C’est grâce aux autres armées que les camouflages ont évolué et ont été intégrés dans la pensée militaire. La France a récupéré un certain nombre de camouflages à la fin de la guerre, notamment le M42 américain. Ainsi, plusieurs collections de camouflage ont vu le jour, offrant aux soldats une certaine uniformité et une meilleure dissimulation en opération. Le premier camouflage notable est le camouflage Lizard, adopté en 1947, également appelé camouflage léopard sur les tenues TAP47. Il est devenu le symbole des guerres d’Indochine et d’Algérie. Cependant, ce camouflage n’était pas utilisé par toutes les forces françaises, en particulier par les troupes parachutées et la Légion Étrangère. Il n’y avait pas encore de cohérence visuelle dans l’armée française, et l’armée de conscription portait généralement des uniformes unis de couleur vert olive.
Après la guerre d’Algérie, le camouflage a été abandonné, car il était trop associé aux généraux putschistes d’Alger. De même, les camouflages allemands de la Seconde Guerre mondiale n’ont pas été utilisés pour des raisons similaires. La tenue des militaires français se limitait alors à une couleur unie, le kaki, sur des uniformes de type modèle 64 ou F1.
L’opération Daguet entre modernité et archaïsme
Le retour du camouflage a eu lieu en 1989 avec l’introduction du célèbre camouflage Daguet sur l’uniforme F1. Les années 90 ont également marqué un tournant pour l’armée française, qui a entamé un processus de professionnalisation, de modernisation, et de réduction de ses effectifs et de ses moyens. L’apparition du camouflage Daguet a été accompagnée de l’introduction du camouflage Centre-Europe (CE) à partir de 1991 dans l’armée. Ces évolutions visaient à uniformiser l’identité de l’armée, avec un camouflage commun (Daguet, CE) et un uniforme réglementaire (F2).
L’opération Daguet a marqué la première utilisation de masse du camouflage en conditions réelles sur les véhicules et les soldats. En effet, déjà en 1986, les Jaguar et Mirage F1 de l’opération Épervier possédaient un bariolage désertique.
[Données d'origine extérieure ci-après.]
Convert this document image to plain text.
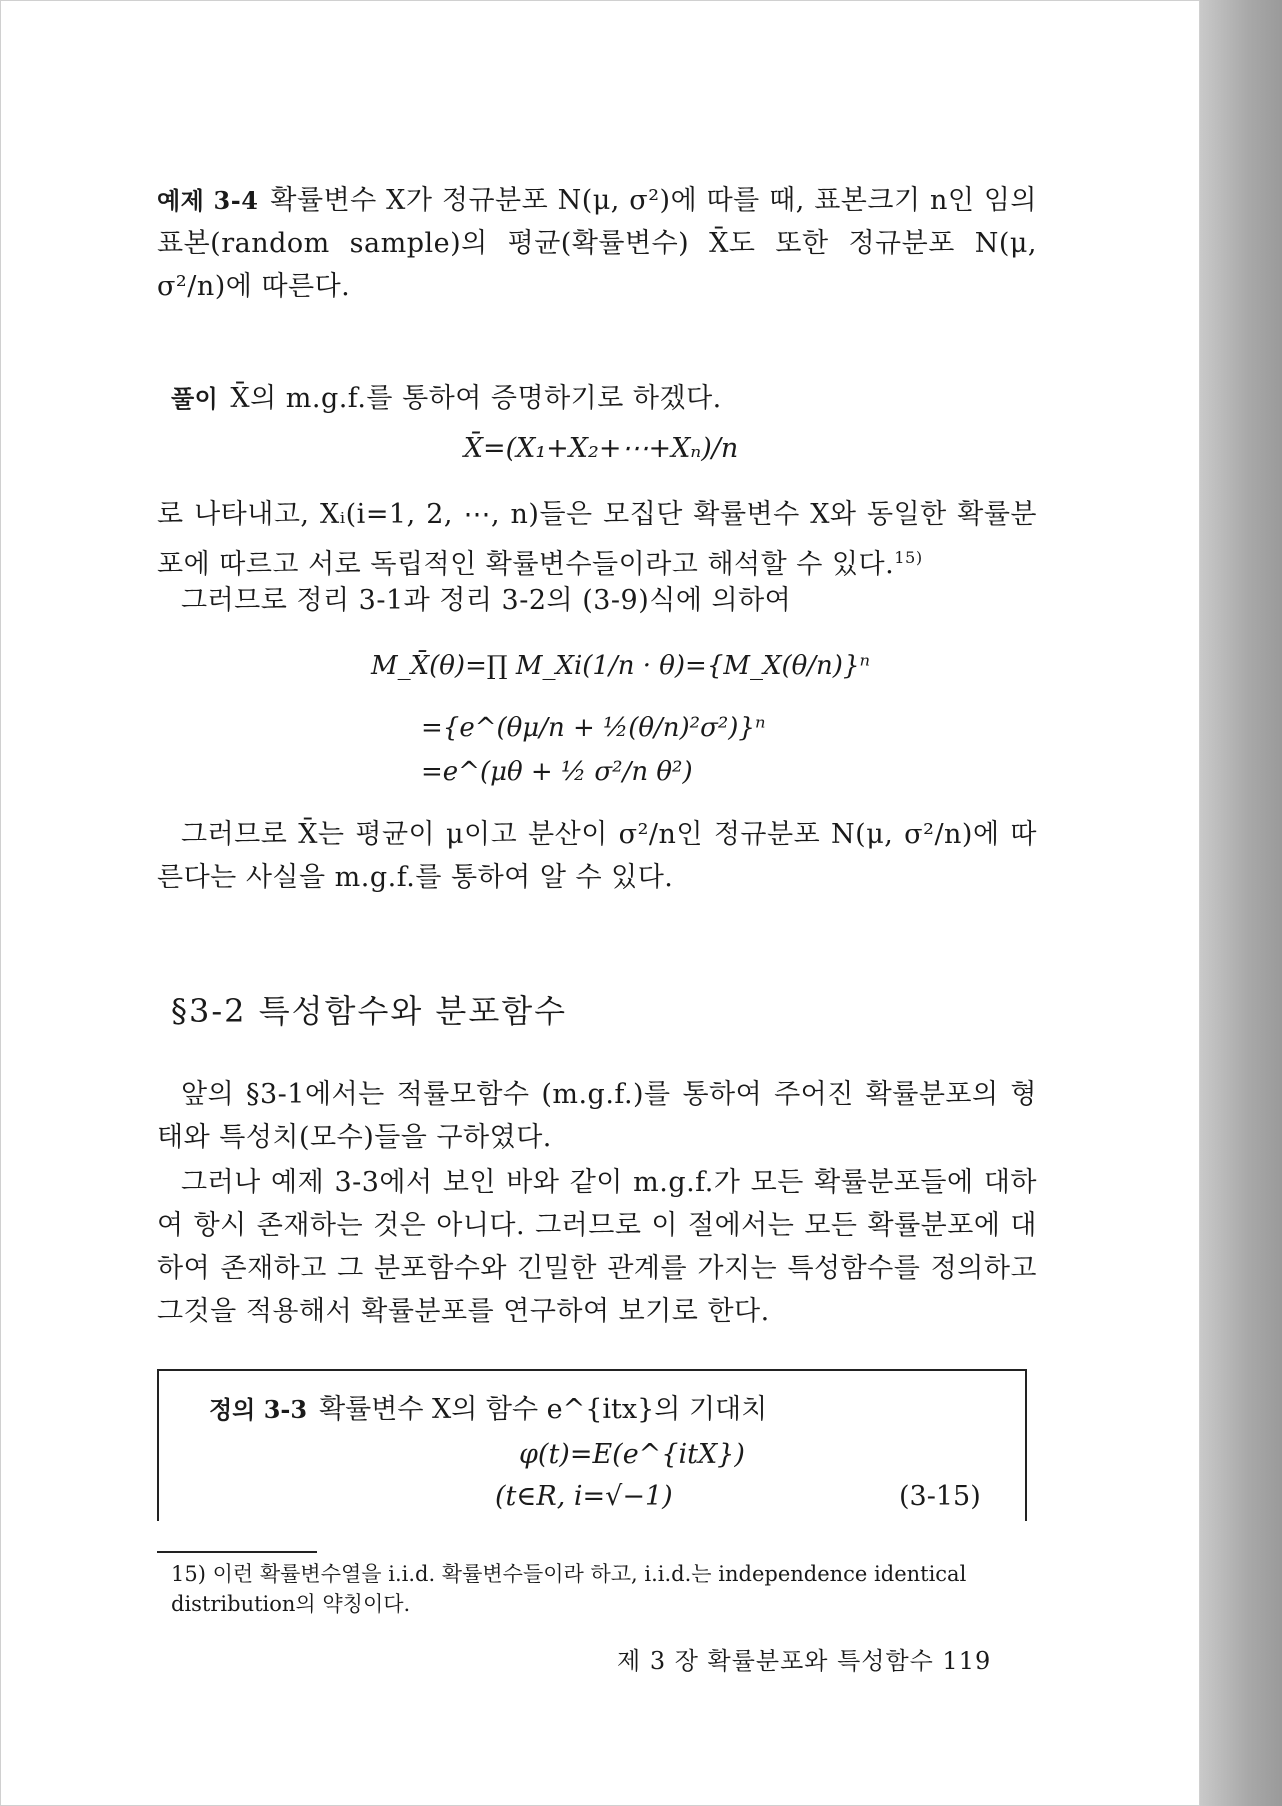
예제 3-4 확률변수 X가 정규분포 N(μ, σ²)에 따를 때, 표본크기 n인 임의표본(random sample)의 평균(확률변수) X̄도 또한 정규분포 N(μ, σ²/n)에 따른다.
풀이 X̄의 m.g.f.를 통하여 증명하기로 하겠다.
X̄=(X₁+X₂+⋯+Xₙ)/n
로 나타내고, Xᵢ(i=1, 2, ⋯, n)들은 모집단 확률변수 X와 동일한 확률분포에 따르고 서로 독립적인 확률변수들이라고 해석할 수 있다.$^{15)}$
그러므로 정리 3-1과 정리 3-2의 (3-9)식에 의하여
M_X̄(θ)=∏ M_Xi(1/n · θ)={M_X(θ/n)}ⁿ
={e^(θμ/n + ½(θ/n)²σ²)}ⁿ
=e^(μθ + ½ σ²/n θ²)
그러므로 X̄는 평균이 μ이고 분산이 σ²/n인 정규분포 N(μ, σ²/n)에 따른다는 사실을 m.g.f.를 통하여 알 수 있다.
§3-2 특성함수와 분포함수
앞의 §3-1에서는 적률모함수 (m.g.f.)를 통하여 주어진 확률분포의 형태와 특성치(모수)들을 구하였다.
그러나 예제 3-3에서 보인 바와 같이 m.g.f.가 모든 확률분포들에 대하여 항시 존재하는 것은 아니다. 그러므로 이 절에서는 모든 확률분포에 대하여 존재하고 그 분포함수와 긴밀한 관계를 가지는 특성함수를 정의하고 그것을 적용해서 확률분포를 연구하여 보기로 한다.
정의 3-3 확률변수 X의 함수 e^{itx}의 기대치
φ(t)=E(e^{itX})
(t∈R, i=√−1)	(3-15)
15) 이런 확률변수열을 i.i.d. 확률변수들이라 하고, i.i.d.는 independence identical distribution의 약칭이다.
제 3 장 확률분포와 특성함수 119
Le détachement Daguet de l’opération Desert Storm a également révélé l’incapacité de l’armée française à équiper rapidement ses soldats. De nombreuses photographies de cette opération montrent des soldats français portant à la fois le camouflage Daguet et le treillis monochrome.
Il est à noter qu’au début de l’opération en septembre 1990, aucun soldat n’était équipé de ce camouflage. Ils étaient alors en tenue F2 verte. Il a fallu attendre décembre de la même année pour que l’uniforme soit remplacé par quelque chose de mieux adapté aux conditions désertiques.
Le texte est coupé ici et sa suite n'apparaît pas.